3.) It's amazing how busy a person with absolutely no responsibility can stay. I some how can go days without knocking out anything on my to-do list
4.) "surfing" the web is the bane of my existence
5.) Hundreds of people send emails to the same craigslist job I am sending an email to. Even if it says don't call, I think I should probably call
6.) Without a dog with a lot of personality around the house, I think my sanity would falter. Henry apparently speaks Spanish, calls my Mom Patti, and doesn't have much to contribute to conversations about Wii or a choice between casual or business attire
7.) I love playing video games
8.) I love reading
9.) I love playing guitar
10.) I love a lot of things, and when I have free time in my day, instead of 14 hour work days, it's amazing how fast I remember what it feels like to enjoy doing things I love
11.) I have a tendency to become a little self-involved if I am stressing about finding jobs or grad school programs. I was lucky to come across a Joel Osteen email (love him or hate him, that shit is positive!) which reminded me how important it is to embrace each day, and realize that you can only do so much while applying for jobs. Stressing about them after you call, send resumes, and network, is a waste of time. That time can be spent doing things you love and don't always have time for. (I'm half way through Mario for the Wii!)

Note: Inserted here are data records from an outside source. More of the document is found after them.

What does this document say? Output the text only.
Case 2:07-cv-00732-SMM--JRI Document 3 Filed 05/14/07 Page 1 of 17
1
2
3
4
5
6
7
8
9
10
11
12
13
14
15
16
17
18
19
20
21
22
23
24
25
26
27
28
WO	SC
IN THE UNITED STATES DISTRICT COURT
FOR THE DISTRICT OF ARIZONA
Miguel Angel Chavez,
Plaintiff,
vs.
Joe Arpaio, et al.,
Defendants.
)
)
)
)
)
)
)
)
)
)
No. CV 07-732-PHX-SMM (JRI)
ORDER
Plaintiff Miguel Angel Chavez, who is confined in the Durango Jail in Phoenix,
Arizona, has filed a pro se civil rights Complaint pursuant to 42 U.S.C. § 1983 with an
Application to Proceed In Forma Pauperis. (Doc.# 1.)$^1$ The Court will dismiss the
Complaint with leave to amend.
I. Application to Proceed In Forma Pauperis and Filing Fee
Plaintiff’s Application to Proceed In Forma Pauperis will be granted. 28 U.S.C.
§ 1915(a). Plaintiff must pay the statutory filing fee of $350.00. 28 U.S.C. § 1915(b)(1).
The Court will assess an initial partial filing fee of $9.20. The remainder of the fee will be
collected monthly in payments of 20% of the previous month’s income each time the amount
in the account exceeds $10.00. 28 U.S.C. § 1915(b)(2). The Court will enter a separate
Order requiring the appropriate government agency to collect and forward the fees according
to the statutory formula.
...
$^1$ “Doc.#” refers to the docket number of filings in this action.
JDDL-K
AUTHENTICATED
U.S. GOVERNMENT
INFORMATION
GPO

12.) The Wii + unemployment = not getting very far on the to-do list
13.) Fantasy Basketball is very addicting...especially when your team has the most overall points! Boo yah
14.) My hatred for the lakers may actually make me a Spurs fan...but my hatred for Manu may actually stop me from being a Spurs fan
15.) I like winning more than I hate Manu. He's on my fantasy team and ripping it up
16.) I actually like watching and being knowledgeable about sports. Weird?

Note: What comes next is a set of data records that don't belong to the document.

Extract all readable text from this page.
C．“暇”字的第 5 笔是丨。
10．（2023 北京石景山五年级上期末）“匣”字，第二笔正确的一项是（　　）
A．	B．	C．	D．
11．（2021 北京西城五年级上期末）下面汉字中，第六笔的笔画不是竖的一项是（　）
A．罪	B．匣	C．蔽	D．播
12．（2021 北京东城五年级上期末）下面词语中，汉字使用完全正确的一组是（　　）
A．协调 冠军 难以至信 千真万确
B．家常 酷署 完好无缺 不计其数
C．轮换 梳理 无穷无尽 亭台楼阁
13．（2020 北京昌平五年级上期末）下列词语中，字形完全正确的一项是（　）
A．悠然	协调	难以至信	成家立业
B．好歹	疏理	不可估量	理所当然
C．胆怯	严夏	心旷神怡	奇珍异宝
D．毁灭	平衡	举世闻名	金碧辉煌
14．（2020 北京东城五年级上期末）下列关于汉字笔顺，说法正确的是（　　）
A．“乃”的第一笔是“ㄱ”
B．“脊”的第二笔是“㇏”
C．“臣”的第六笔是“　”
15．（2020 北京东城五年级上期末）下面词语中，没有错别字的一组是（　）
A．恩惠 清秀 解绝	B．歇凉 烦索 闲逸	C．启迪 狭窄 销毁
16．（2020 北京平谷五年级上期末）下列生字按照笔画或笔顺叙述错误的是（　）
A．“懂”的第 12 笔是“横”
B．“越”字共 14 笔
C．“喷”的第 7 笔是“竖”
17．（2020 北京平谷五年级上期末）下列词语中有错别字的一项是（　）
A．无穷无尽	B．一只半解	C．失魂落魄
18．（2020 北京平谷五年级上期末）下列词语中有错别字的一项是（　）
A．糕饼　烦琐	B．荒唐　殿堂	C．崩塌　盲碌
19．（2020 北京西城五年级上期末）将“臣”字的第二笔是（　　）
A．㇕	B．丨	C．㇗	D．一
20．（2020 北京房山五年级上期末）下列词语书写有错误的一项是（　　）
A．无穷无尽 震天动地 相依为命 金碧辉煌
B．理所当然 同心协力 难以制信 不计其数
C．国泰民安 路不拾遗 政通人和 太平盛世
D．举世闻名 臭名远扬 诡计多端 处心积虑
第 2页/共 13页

17.) Though I dreaded it for half of college, it's amazing how happy I am to be living back at home with my fam. I may still despise Littleton, but after some rough experiences, a little TLC is much appreciated.
18.) Sometimes it is nice to say thoughts out loud, instead of letting them swirl around in the old noggin for hours. I can no longer say I don't talk to myself
19.) I'm extremely blessed to have the privilege to not only quit something, but also have a great family, friends, and support system to fall back on. Meg and I went to dinner tonight, and just being able to go out to a cheap Chinese restaurant when things aren't going so well is a privilege not everyone has. This is something I need to remember when things seem to look a bit bleak
Ok so not the most profound of thoughts have popped into my head recently, but I gotta do something to occupy my day right? Maybe tomorrow will bring some new exciting thoughts to blog about. Until next time!
Quick update: Currently in the running for two part-time jobs working with at-risk youth. Keep your fingers crossed...or if you have any connection to Urban Peak, put in a good word for me!